Sharona Franklin

Sharona Franklin

Biography

Sharona Franklin is a Canadian multidisciplinary disabled artist, writer, designer, consultant, and advocate. Deeply invested in bioethics and disability activism, her work explores radical therapies, bio-ritualism, ecology, and social interdependence. Franklin’s practice probes the psychic, social, and biomedical conditions of living with chronic degenerative diseases influenced by both genetic and environmental factors. Many of her works draw on vernacular craft traditions and botany while also referencing pharmacology and cybernetic craft, creating tensions between the domestic and the techno-scientific. Franklin’s gelatin sculptures encase syringes, pills, hardware, and medicinal plants and flowers picked by the artist, while her textile works feature images and axioms surrounding discourses of disability, gender, class, and bio-citizenship. Her use of varied organic and pharmaceutical materials connects her extensive research into bioethics and environmental harm with holistic propositions for remediation and care, subverting the domestic alienation of disabled individuals and challenging our ideas surrounding accessibility, ableism, and care.

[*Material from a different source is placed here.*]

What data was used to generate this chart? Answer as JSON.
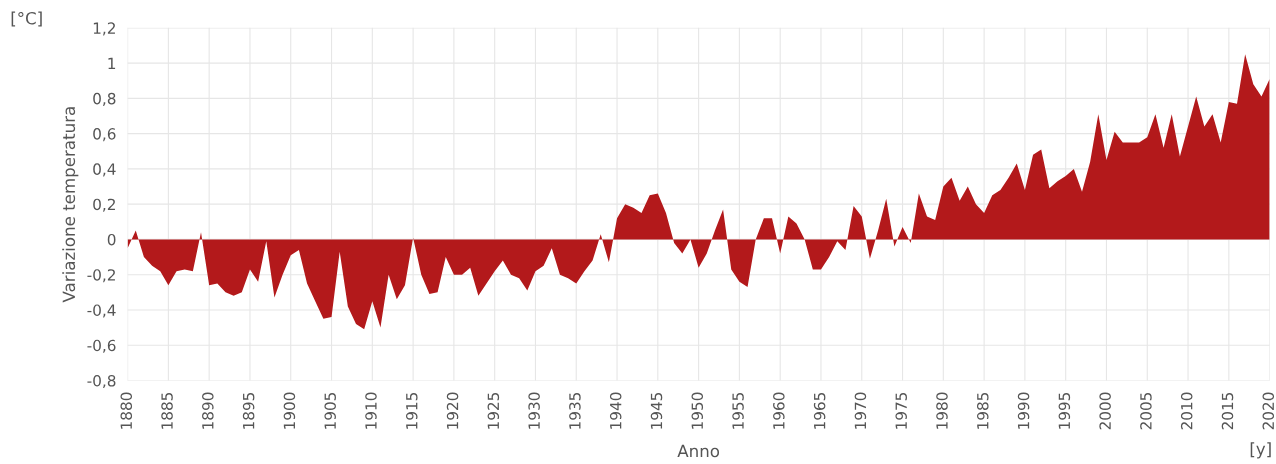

Sharona Franklin (b. 1987, Vancouver, Canada) lives and works in Merritt, Canada. Her work has been presented in solo exhibitions at MIT List Visual Arts Center (Cambridge), King’s Leap (New York), La Maison de Rendez-Vous (Brussels), and Bradley Ertaskiran (Montreal). Recent group exhibitions include the Victoria and Albert Museum (South Kensington), the Audain Art Museum (Whistler), CIVA Museum (Brussels), Remai Modern (Saskatoon), and New Image Art Gallery (Los Angeles), among others. Her work has been published in Artforum, Vogue, Art Basel, and the New York Times.